デザイナーのための12のアクセシビリティツール
Accessible Color Palette Builder
アクセシブルなカラーパレットを作成し、最大6色を入力してカラーマトリックスを確認し、組み合わせることができる色を確認します。
Contrast
色のコントラスト比を確認し、WCAGガイドラインに基づいてアクセス可能な色の組み合わせを特定します。
Contraste
W3Cによって定義されたアクセシビリティのしきい値に対して色の組み合わせをチェックするための無料アプリ。
Color Blind
Color Blindは、8種類の色覚異常のレンズを通して色がどのように見えるかを理解するのに役立つように設計されたプラグインです
Able
Ableは、色のコントラストをチェックするように設計されたFigmaプラグインです。これは、選択した2つのオブジェクトの色を分析します。
Colour Contrast Checker
WCAG標準に対する異なる色の組み合わせ間のコントラストを確認してください。
Hex Naw
コントラストとアクセシビリティについてカラーシステムをテストします。 同時に最大12の異なる色をテストします。
ColorBox by Lyft
アクセシブルなカラーシステムをアルゴリズムで構築し、色の組み合わせを選択するときに、色、色相、彩度、および明度で並べ替えます。
Focus Orderer
デザイナーはデザインに注釈を付けて、ユーザーが製品をタブで移動するときにブラウザーが従うべきフォーカスの順序を示すことができます。
Cluse
コントラスト比を確認し、カラー値をリアルタイムで調整して、パレットがWCAG2.0に準拠していることを確認します。
Colorable
任意の色の組み合わせのコントラストを参照してください。 HSLを調整すると、WCAG準拠がリアルタイムで表示されます。
Stark
さまざまな種類の色覚異常をシミュレートし、コントラストを確認できるSketch andFigmaプラグイン。
リソース
ダウンロード
まとめ
現在、人々の価値観において様々な変化が起きています。インクルーシブやダイバーシティへの理解を深めたサービスも多く見られるようになってきています。

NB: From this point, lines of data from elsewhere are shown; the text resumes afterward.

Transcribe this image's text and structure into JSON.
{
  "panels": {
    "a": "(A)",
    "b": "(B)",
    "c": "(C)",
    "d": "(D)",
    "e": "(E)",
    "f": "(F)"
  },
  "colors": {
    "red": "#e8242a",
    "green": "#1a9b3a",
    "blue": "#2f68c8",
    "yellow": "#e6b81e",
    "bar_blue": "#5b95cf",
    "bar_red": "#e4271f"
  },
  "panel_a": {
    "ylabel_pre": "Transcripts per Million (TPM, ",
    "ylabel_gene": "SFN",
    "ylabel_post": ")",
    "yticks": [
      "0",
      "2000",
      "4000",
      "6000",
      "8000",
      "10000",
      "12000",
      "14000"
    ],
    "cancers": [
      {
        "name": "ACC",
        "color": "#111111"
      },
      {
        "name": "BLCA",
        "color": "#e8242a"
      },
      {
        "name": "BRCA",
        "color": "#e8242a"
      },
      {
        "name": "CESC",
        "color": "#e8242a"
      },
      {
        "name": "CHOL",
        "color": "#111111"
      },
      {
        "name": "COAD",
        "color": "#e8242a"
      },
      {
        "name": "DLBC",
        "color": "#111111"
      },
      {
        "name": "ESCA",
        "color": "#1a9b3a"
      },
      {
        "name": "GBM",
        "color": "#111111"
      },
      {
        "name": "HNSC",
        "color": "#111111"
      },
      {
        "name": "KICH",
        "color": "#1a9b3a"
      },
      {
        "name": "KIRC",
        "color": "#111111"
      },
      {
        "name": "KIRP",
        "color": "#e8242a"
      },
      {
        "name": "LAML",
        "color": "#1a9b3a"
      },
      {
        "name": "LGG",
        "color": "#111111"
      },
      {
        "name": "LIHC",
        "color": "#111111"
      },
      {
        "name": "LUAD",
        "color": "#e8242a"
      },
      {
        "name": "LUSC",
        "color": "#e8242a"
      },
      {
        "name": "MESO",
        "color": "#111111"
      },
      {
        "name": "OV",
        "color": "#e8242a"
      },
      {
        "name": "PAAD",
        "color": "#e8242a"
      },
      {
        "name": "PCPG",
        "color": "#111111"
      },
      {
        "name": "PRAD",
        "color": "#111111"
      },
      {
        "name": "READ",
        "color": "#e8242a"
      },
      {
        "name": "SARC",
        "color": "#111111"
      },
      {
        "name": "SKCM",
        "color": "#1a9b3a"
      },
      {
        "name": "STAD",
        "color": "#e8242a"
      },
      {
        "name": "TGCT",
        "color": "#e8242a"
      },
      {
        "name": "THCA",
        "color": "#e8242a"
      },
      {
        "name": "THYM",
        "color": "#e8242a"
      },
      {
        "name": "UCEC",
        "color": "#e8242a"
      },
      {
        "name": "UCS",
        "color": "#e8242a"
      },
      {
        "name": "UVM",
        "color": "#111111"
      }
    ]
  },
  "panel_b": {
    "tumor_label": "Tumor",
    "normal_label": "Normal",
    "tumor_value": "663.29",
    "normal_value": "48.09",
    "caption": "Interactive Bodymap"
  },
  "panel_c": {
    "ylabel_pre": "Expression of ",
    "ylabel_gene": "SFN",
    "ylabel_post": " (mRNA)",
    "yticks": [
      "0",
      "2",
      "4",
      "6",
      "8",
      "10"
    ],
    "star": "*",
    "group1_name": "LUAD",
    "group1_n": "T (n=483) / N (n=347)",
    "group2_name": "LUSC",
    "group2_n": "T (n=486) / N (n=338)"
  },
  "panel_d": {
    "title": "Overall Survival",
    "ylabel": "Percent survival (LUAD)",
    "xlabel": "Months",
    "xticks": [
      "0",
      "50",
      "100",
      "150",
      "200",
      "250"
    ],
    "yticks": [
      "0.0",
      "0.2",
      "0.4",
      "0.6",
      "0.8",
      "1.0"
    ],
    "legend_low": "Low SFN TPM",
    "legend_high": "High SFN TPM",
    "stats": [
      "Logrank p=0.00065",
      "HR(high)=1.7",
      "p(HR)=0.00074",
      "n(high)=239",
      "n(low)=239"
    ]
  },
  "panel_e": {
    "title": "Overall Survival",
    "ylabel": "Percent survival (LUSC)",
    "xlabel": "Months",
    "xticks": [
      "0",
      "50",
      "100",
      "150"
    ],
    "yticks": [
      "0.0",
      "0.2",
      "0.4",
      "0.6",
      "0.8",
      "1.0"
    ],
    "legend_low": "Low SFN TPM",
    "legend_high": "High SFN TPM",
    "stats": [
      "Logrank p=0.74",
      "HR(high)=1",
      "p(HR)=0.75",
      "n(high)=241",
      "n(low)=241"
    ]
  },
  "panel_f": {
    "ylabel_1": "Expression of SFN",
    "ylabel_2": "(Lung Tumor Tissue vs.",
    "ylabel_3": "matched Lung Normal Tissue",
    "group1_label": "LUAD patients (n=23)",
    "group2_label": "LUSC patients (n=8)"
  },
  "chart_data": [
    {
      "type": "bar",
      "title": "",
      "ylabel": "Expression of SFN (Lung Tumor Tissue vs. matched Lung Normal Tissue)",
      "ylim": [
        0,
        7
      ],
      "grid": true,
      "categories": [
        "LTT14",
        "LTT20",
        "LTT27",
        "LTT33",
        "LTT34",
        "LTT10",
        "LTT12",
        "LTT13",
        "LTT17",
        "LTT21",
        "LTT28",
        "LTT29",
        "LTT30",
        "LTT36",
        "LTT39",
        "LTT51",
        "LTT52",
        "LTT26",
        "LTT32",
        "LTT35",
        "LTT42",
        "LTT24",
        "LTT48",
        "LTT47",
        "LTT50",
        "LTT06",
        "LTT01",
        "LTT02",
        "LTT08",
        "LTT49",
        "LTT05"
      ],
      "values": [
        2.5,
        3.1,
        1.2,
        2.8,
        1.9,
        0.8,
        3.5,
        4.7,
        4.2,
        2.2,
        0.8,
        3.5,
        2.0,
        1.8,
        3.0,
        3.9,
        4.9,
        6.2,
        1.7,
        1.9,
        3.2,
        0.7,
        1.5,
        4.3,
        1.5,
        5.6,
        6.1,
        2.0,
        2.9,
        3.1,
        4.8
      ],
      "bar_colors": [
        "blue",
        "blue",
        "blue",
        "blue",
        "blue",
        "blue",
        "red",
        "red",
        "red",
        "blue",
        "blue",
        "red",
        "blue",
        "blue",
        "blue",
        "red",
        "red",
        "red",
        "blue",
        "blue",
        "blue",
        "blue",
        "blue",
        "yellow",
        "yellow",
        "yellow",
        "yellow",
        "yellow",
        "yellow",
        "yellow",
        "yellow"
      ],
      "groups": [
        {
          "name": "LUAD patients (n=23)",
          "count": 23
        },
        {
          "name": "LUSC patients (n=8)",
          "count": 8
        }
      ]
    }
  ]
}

あなたの提供しているサービスや、プロダクトがインクルーシブ・デザインをしっかり重視しているか、どんな障害を持っている方誰にとっても使いやすいものになっているのかを確認するチャンスかもしれません。
私も、色々勉強中なので、皆さまの、ご意見・ご感想をお聞かせください。お読み頂きまして、ありがとうございました。
メルボルンを拠点にプロダクトデザイナーとして働いています。 主にデジタル・プロダクトの制作に携わっています。